Nous savions qu'il ne fallait pas remettre aux calendes grecques cette demande. Parce que l'angoisse dévastatrice allait s'amplifier ou prendre la forme d'une agressivité intense envers tout le monde.
Le personnes qui souffrent sont celles qui nous apprennent le mieux ce qui les aide. Soit elles peuvent le verbaliser, le dire avec des mots, soit elles l'expriment avec leur corps par des attitudes qui traduisent un apaisement, une tranquillité interne trouvée ou retrouvée.
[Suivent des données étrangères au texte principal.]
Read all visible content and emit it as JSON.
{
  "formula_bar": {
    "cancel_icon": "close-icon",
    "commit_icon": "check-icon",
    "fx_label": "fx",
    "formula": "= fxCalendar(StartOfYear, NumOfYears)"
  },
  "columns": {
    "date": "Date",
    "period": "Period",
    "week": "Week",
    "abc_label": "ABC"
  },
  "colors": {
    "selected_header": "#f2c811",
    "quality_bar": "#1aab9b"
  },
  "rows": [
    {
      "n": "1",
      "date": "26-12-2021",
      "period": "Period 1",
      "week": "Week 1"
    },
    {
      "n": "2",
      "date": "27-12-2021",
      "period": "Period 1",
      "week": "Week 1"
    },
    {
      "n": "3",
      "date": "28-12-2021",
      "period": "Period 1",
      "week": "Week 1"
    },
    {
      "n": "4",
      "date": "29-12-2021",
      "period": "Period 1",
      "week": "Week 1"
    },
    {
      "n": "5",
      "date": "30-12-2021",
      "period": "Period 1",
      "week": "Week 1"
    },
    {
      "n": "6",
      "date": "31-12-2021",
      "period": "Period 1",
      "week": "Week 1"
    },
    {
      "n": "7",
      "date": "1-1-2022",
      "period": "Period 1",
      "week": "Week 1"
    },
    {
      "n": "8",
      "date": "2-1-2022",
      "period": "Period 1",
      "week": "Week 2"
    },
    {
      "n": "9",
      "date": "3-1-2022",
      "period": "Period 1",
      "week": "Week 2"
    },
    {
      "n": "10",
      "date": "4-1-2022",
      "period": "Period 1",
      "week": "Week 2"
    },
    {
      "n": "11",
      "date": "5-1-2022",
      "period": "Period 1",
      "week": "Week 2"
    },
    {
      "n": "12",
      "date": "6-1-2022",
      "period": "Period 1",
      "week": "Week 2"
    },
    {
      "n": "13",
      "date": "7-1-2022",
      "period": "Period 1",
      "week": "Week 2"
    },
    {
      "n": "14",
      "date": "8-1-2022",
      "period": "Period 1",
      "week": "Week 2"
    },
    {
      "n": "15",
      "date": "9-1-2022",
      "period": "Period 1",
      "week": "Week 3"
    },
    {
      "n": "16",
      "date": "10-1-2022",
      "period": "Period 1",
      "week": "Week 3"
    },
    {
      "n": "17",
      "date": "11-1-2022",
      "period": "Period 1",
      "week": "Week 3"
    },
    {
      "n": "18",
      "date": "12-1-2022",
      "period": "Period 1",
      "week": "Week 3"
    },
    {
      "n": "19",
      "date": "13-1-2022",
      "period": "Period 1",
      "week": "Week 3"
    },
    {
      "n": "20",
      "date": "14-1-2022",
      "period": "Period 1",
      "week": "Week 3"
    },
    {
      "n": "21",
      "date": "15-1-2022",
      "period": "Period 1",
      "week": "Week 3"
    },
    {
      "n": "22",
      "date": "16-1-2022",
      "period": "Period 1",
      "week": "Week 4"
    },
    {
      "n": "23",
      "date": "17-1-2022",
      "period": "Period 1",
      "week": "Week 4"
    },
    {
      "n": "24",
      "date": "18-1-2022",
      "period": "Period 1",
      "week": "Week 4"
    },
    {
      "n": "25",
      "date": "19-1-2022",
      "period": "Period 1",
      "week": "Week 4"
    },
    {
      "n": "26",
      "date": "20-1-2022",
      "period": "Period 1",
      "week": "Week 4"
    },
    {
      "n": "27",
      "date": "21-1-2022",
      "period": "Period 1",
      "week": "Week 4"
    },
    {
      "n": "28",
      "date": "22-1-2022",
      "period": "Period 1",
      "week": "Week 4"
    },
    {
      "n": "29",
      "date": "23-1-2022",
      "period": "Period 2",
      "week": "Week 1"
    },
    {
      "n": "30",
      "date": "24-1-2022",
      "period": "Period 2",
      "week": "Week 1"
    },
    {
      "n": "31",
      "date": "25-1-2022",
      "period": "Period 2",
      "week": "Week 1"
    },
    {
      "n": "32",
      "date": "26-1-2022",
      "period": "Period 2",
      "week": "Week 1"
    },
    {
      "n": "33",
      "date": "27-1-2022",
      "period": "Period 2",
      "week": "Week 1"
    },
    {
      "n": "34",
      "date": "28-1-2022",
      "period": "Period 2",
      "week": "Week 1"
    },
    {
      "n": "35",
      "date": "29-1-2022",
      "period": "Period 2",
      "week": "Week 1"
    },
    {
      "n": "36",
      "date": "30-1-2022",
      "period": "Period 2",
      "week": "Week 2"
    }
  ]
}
S'agissant des personnes qui ont accepté que je fasse partie de leur équipe de pack, je les ai entendues et je les ai vues être vraiment mieux.
Souvent, ce mieux est précaire parce que la souffrance refait surface mais c'est aussi le cas malgré les autres prises en charge la prise de médicaments et des traitements lourds, malgré les séances de psychanalyse, malgré les nouveautés thérapeutiques comportementales et cognitivistes.
Restons tous humbles devant l'énigme des maladies psychiques qui accompagne l'homme comme existant. Tant mieux si la palette des propositions thérapeutiques s'élargit. Ne crachons pas sur la générosité et l'honnêteté de ceux qu'anime le souci thérapeutique de l'autre. Respectons-les, ne jetons pas le discrédit sur leurs pratiques en en disant n'importe quoi, parce que nous en ignorons tout. Pas de chasse aux sorcières, les personnes qui font des packs ne revendiquent aucun monopole. La technique des packs ne porte tort à personne et surtout pas aux enfants et aux adultes qui en bénéficient.
Ne nous laissons pas non plus berner ou leurrer par des intérêts spéculatifs idéologiques ou financiers qui nous prennent en otage de stratégies qui nous dépassent.
Il n'y a qu'une seule lutte à mener ensemble : soulager les hommes qui souffrent plus que d'autres, parfois beaucoup plus que d'autres, d'être hommes et cela peut parfois selon l'histoire de l'enfant commencer dès la naissance.